As things in the country got shittier with each passing news item on the CNN crawl, the space for a left-wing, Springsteen-loving punk-rocker started making sense. Weeks before the Iraq invasion, Hearts’ “The Ballad of the Sin Eater”-about a globalist Huck Finn trotting from Belfast to Ibiza to Rwanda and reaping a bounty of anti-American disdain-galvanized fans united by their powerlessness.Leo sang with fist-pumping abandon, “You didn’t think they could hate you, now did you?” Each verse was a bead on a liberal-guilt Rosary. The Clash greeted the dawn of the Thatcher era with “London Calling”; the Minutemen christened Reagan’s second term with “This Ain’t No Picnic.” Here was Ted Leo’s song of the hour.
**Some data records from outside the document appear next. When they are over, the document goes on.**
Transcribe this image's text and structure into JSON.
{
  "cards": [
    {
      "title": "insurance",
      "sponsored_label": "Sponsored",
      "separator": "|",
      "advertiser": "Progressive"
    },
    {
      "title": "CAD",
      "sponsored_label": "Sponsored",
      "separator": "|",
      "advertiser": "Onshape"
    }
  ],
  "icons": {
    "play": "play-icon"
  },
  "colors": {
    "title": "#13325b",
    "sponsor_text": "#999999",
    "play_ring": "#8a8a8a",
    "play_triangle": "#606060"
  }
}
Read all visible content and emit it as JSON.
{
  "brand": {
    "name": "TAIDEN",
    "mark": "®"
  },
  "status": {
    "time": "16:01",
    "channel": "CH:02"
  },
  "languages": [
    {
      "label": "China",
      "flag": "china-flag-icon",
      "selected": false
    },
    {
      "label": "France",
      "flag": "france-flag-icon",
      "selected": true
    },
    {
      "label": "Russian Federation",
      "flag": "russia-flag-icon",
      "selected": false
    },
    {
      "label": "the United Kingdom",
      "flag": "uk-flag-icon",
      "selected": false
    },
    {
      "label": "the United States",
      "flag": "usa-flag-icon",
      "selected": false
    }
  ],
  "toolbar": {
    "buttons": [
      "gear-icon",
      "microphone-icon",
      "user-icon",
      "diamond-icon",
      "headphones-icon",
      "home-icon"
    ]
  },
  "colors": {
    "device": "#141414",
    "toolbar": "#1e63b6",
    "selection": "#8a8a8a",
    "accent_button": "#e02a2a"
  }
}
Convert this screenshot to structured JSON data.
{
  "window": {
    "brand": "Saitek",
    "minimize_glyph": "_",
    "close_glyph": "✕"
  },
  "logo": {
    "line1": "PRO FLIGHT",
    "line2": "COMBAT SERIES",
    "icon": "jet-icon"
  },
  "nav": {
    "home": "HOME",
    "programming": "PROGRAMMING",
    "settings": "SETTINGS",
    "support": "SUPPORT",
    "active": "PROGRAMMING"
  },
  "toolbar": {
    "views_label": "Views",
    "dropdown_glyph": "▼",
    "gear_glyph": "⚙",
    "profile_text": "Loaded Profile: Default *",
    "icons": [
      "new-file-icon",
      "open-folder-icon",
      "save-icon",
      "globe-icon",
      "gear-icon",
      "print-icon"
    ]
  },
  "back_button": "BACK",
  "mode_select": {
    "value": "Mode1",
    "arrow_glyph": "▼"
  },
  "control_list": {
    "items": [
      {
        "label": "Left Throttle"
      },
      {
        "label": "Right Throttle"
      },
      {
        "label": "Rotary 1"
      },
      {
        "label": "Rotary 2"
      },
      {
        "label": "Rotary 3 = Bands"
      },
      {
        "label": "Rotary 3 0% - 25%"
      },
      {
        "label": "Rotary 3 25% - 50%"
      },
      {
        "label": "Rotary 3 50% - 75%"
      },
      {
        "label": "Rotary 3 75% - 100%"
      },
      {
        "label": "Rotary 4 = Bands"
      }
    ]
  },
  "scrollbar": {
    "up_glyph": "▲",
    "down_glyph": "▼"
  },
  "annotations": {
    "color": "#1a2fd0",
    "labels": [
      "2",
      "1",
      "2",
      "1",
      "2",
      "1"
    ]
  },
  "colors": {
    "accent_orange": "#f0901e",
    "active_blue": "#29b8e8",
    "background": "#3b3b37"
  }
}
“Bad times mean good music,” says Alex Coletti, MTV2 production executive and Leo fan. “Good times give you boy bands. We don’t go looking for something with meaning, but when something like Ted comes along, you realize, ‘Hey, this has been missing.'” Ted Leo doesn’t imagine he’ll change history-unlike Woody Guthrie’s avenging guitar, his machine will not likely incapacitate any fascists. “I’m not the kind of person who likes getting in political arguments,” he says. “That last album was a lot of questioning. I’m not sure there are any answers on the new one, but I did realize-and I don’t want to sound dire-that I’m not interested in wasting any critical time.”